In faith, we understand that accepting God’s will isn’t just applicable when we don’t get what we want. “Your will be done” is also the promise that allows the impossible to become possible. Too often, a lack of faith will have us default to the way this world works. We then operate by those standards while proclaiming them as God’s will. That’s blasphemous. We are misrepresenting the character of God due to our own inability to embrace His greatness.
I can’t tell you how many times I’ve been told that “it’s not possible” or “that’s not the way this world works”. I’m thankful that God doesn’t follow the ways of this broken world. It’s been infected with sin and is full of sorrow. This world seeks to enslave us and ultimately destroy us.
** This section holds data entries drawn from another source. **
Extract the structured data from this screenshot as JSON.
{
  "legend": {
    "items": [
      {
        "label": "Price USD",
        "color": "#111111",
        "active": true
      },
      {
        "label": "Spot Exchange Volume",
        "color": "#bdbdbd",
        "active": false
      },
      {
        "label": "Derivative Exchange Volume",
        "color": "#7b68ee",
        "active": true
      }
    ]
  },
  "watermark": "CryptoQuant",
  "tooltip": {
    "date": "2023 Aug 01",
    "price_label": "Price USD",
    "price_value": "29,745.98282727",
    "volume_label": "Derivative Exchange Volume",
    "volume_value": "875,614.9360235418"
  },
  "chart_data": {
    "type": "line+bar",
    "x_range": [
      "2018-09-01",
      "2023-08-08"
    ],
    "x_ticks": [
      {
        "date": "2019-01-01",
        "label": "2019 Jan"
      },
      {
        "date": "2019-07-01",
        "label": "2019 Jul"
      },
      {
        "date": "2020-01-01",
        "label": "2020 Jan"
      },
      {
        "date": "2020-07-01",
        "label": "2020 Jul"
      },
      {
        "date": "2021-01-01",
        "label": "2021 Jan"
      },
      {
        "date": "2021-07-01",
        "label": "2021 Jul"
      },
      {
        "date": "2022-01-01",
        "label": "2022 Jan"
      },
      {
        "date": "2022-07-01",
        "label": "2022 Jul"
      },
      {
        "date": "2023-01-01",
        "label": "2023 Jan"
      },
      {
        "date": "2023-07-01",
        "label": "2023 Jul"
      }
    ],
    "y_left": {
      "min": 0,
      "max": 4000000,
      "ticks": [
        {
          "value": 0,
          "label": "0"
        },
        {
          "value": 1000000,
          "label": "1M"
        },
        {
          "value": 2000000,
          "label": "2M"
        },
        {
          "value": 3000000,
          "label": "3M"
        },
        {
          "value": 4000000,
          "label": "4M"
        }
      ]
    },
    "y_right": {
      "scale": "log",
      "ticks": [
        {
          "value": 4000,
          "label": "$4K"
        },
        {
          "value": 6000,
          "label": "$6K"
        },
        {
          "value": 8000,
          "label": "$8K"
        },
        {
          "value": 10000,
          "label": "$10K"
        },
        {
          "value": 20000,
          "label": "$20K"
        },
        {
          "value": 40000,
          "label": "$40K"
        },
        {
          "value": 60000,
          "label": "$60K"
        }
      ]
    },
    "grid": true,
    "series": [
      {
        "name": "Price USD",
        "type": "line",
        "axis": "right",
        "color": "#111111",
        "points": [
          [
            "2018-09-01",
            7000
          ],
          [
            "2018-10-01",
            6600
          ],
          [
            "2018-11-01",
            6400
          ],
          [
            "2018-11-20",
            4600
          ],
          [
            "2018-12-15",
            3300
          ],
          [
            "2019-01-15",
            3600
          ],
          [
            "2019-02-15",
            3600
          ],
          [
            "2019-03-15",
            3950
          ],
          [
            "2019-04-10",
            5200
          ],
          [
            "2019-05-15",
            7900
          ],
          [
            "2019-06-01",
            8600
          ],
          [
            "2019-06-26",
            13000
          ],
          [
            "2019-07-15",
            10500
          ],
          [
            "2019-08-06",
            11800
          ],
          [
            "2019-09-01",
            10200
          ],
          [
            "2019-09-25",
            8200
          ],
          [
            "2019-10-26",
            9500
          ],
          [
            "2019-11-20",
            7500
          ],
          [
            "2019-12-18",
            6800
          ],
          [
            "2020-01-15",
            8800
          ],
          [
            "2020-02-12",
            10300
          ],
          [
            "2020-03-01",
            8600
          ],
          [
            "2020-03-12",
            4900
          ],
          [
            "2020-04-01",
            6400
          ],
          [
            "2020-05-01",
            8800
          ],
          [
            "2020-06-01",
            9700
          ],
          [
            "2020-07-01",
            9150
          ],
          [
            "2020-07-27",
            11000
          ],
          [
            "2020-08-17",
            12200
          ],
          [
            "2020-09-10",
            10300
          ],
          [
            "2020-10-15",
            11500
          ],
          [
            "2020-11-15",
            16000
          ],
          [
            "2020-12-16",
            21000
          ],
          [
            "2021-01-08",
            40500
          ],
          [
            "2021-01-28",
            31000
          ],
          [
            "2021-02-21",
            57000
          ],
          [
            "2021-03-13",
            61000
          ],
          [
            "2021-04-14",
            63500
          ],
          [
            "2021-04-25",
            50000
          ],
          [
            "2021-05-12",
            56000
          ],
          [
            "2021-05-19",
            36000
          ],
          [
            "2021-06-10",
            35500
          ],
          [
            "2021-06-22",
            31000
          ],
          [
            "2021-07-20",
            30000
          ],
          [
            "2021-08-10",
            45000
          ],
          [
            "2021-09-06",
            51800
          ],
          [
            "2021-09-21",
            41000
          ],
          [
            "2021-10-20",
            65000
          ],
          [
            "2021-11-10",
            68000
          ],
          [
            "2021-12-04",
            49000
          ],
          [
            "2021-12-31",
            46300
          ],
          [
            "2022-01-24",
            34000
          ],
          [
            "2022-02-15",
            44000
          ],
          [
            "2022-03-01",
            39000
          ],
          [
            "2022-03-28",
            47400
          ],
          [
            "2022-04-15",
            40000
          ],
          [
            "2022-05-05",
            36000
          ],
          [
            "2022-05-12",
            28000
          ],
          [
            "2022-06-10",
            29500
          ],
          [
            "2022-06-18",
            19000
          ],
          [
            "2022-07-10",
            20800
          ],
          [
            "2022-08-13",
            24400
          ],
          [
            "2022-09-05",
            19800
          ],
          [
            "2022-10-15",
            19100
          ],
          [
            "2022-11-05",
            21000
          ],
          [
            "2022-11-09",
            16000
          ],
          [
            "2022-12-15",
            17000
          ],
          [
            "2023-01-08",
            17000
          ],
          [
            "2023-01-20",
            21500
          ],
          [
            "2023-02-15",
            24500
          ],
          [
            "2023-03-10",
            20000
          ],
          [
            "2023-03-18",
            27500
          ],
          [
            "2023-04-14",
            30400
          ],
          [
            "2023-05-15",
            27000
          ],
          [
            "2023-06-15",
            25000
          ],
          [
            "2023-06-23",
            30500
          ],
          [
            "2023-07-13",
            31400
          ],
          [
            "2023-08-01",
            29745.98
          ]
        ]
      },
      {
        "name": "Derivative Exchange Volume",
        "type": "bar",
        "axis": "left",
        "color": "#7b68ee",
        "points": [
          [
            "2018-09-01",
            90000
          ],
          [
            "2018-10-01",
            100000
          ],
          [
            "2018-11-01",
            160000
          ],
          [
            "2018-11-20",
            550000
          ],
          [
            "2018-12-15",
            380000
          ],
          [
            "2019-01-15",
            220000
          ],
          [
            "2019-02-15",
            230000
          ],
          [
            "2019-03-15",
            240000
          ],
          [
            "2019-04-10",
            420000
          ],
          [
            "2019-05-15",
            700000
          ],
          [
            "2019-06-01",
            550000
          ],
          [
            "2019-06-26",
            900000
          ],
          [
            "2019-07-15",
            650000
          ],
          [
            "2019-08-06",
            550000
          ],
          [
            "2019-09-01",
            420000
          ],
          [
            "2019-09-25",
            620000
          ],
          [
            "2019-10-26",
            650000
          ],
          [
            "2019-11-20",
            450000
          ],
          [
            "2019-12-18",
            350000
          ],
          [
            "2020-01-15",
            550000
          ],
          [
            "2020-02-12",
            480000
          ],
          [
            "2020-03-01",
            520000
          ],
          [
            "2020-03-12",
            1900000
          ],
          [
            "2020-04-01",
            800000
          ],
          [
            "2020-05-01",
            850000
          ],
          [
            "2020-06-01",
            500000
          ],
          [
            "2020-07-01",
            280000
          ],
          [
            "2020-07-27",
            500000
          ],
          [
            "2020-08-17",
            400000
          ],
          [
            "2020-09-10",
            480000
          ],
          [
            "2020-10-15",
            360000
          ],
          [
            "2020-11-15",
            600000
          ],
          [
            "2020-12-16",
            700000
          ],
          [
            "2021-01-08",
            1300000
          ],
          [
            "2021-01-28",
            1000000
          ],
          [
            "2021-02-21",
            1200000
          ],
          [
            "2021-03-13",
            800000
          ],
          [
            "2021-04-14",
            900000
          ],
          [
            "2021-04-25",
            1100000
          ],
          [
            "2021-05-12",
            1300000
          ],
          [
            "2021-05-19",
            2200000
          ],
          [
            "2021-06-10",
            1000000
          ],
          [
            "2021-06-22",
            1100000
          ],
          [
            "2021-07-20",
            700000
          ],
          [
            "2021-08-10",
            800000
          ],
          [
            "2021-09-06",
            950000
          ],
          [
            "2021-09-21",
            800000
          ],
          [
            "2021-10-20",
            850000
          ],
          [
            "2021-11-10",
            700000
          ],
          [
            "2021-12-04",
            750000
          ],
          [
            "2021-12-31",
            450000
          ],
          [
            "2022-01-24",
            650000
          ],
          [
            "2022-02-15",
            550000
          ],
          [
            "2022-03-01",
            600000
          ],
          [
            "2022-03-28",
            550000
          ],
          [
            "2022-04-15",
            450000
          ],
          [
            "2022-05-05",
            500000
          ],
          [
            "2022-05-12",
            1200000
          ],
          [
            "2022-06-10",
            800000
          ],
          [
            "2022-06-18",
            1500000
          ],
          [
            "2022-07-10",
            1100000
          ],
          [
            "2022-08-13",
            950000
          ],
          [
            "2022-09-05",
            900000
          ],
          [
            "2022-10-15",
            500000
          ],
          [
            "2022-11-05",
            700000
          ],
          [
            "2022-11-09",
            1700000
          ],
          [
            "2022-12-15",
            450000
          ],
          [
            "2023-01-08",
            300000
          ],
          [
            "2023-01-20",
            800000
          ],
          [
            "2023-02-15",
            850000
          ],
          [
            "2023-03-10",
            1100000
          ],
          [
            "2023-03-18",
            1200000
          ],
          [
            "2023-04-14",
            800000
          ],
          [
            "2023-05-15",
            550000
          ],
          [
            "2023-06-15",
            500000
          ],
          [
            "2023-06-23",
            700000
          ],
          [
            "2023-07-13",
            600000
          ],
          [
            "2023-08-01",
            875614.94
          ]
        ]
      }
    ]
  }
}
So no, we don’t want to serve a God that’s going along with the way that this world works.
Acceptance is a Daily Act
Nonetheless, it can be hard to embrace God’s will when we are being pulled in different directions, and not all with ill intent. Those we care about want the best for us, but that may not be what God has in store. 1 John 2:17 tells us: And the world is passing away, and the lust of it; but he who does the will of God abides forever. Doing what God asks us of must always be our first priority. Like Abraham who left his family to answer God’s call, “Your will be done” isn’t just about accepting God’s responses to our requests. It is also a statement of our commitment.
We’re saying we’ll go where we are called. We’ll face the trials that we are given. In faith, we’ll embrace each day knowing God has the ultimate say. Yet life will throw its challenges at us, hoping to push us off course. This is why acceptance must be a daily act. Yesterday’s acceptance isn’t enough for today’s tribulations. We must choose God daily – through the tears, frustration, and impatience.
God wants to be the guiding light to carry us through the darkest of storms, but He also wants us to know that with Him, we can also have the brightest of experiences. This journey, although painted with sin, was not meant to just be one of struggle. Joy and peace are still options with God. In God’s resting place, acceptance provides relief, and submission helps us to find peace. We transfer our burdens over to God in faith, as we rest upon the promise “Your will be done”. God will always have the final say, and it is in Him – we trust.